Selecting a Personal Stylist – Part 3

This post is a continuation of answers to the 14 questions posed to 8 personal stylists I interviewed last summer to help me reboot my wardrobe.  For an introduction to the stylists, check out Part 1 and for answers to the first 3 questions, check out Part 2.  In this post, I’ll cover questions #4, #6, and #7 (#5 got answered as part of the stylist profiles in Part 1).  So let’s get to it.

#4 Why do people hire a stylist?

One of the most frequent answers to this question was life changes:

  • Newly married
  • Newly divorced
  • Newly dating
  • Pregnant
  • Graduating from college
  • Getting promoted / career progression / career change
  • Gaining / losing weight
  • Getting older*

That last one is certainly big on my list.  Now that I’m in my 50s and “the change” is upon me, I realize there are just certain things I can’t pull off anymore.  But who wants to become a frumpy old lady?  Not me!  Still, I need to change the way I look at my wardrobe and as a change management consultant, I can appreciate the new skills/ knowledge needed to make that happen.

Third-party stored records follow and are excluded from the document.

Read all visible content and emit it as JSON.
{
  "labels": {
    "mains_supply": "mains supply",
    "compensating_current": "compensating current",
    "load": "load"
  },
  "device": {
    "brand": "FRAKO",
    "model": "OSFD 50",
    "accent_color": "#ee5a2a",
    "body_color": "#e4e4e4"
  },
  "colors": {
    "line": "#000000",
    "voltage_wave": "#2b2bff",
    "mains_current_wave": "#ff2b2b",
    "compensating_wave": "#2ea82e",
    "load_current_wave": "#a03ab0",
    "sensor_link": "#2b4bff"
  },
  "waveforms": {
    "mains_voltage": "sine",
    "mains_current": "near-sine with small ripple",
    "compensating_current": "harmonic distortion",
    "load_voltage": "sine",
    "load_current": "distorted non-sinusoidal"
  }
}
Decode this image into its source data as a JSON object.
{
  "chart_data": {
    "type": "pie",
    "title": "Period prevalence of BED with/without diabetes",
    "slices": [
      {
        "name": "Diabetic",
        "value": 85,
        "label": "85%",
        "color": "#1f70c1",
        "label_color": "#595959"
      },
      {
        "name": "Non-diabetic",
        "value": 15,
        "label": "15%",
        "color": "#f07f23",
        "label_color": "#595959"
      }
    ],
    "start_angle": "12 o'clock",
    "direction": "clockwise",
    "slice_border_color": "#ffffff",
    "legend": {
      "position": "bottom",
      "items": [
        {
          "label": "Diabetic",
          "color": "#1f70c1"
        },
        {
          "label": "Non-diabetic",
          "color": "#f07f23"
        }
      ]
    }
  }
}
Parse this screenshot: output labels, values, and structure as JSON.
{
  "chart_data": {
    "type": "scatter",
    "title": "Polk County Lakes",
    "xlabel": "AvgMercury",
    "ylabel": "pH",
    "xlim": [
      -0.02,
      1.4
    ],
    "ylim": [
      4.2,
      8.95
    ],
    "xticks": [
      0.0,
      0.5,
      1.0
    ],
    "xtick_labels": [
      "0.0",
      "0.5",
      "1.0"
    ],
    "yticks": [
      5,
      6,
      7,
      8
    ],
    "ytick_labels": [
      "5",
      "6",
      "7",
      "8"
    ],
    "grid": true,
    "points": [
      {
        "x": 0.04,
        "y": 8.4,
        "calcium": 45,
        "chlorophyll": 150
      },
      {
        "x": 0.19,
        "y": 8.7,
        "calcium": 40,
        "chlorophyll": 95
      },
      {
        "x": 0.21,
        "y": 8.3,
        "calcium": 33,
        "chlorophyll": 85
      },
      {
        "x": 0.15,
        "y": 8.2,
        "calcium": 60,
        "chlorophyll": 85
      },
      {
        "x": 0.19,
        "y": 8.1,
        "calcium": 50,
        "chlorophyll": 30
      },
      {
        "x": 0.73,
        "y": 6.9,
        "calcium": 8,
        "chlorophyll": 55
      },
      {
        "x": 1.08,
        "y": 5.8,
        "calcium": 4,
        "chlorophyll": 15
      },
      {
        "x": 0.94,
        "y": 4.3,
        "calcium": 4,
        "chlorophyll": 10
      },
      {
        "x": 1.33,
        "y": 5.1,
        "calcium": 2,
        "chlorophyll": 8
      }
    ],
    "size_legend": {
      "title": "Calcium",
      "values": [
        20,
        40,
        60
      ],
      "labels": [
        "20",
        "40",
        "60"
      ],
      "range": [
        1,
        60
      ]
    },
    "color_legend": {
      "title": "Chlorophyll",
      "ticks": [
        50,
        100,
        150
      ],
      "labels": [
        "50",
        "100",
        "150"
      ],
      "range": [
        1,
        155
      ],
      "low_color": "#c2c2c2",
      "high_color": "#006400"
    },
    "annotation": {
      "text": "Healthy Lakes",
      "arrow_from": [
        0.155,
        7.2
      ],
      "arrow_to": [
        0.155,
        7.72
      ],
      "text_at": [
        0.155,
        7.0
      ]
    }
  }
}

Two stylists mentioned that their clients often feel stuck in a fashion rut.  Natalie King had a particularly relevant point for us Houston, Texas ladies:

“We have a very dressy casual style in Houston and that is a hard style for many people to maintain.  Houstonians like to be comfortable but put together.”

So true!  This is the fourth largest city in the United States of America and yet, for years we could not claim a five start hotel because Houstonians just aren’t willing to meet the dress code.

Yael Trusch mentioned that many of her clients feel overwhelmed with so many options out there (just as I mentioned in Part 1), but:

“We have to be in touch with who we are and how we express it – asking yourself ‘Where am I in life and what do I want to communicate?'”

Jamie Meyers Bisel‘s approach is a little different:

“Just because someone hires me, it doesn’t mean you don’t dress well. It might just mean you want someone to help maximize your wardrobe.”

Probably half my closet falls in this category – things I like, but I’m not sure how to wear or what to wear them with.

#6 What differentiates you from the perspective of your clients?

I loved Natalie Weakly‘s answer to this question, because it involves a question I usually like to ask (but ironically forgot to with these interviews #KickingMyself) which is: “What are the first five words you want people to think when they see you?”  The idea is that she gets a feel for what they want to communicate with their style.  As a result:

“Clients say they appreciate my warmth and can relate to me because though I don’t have a typical fashion pedigree, I truly want them to look and feel their best.”

Danna Sivan said her clients comment on value:

“It’s my ability to sift through steals, be it online or in store, and create high end ensembles at the best price point.”

That is a skill I can really appreciate because I’m totally missing that gene!  I am so envious of people who can go to TJ Max or other discount stores and ferret out that one gem in a rack full of, well, not gems.

For Stephinia Hobbs‘ clients, it’s more about how they feel:

“My clients say time with me is like a mini-therapy session.  One even cried because she hated her body, but now she sees how the right style can help her love it.”

Talk about a way to set a positive tone for the day!

#7 How did you learn to be a stylist?

Many of the stylists have a strong fashion pedigree that cultivated their skills – particularly their mothers which I can completely appreciate (see Channeling Generational Style).  Jodi Friedman Skorupski mentioned:

“Growing up my mother was a hair dresser and would point out to me how someone would look better with a different hair color or hair style.”

When Jodi found herself sketching outfit designs while sitting in political science classes, she realized she needed to change majors and subsequently studied fashion in Israel.

El Matha Wilder also grew up in a fashion family, but honed her skills further after opening and managing her boutique Etui for thirty years.  Stephinia Hobbs also picked up tips from her seamstress grandmother and managing a retail women’s clothing store.  Yael Trusch described her mother as:

“the most stylish elegant person with exquisite taste!”

Jamie Meyers Bisel, Natalie King, and Danna Sivan all described their talent as innate from when they were children and cultivated further over time as friends and family sought their help.

Jamie Meyers Bisel, Jodi Friedman Skorupski, Natalie King, and Natalie Weakly have all had some form of formal training ranging from fashion merchandising degrees to etiquette training and industry certifications (such as the Association of Image Consultants International).

Honestly, all eight struck me as being extremely well qualified.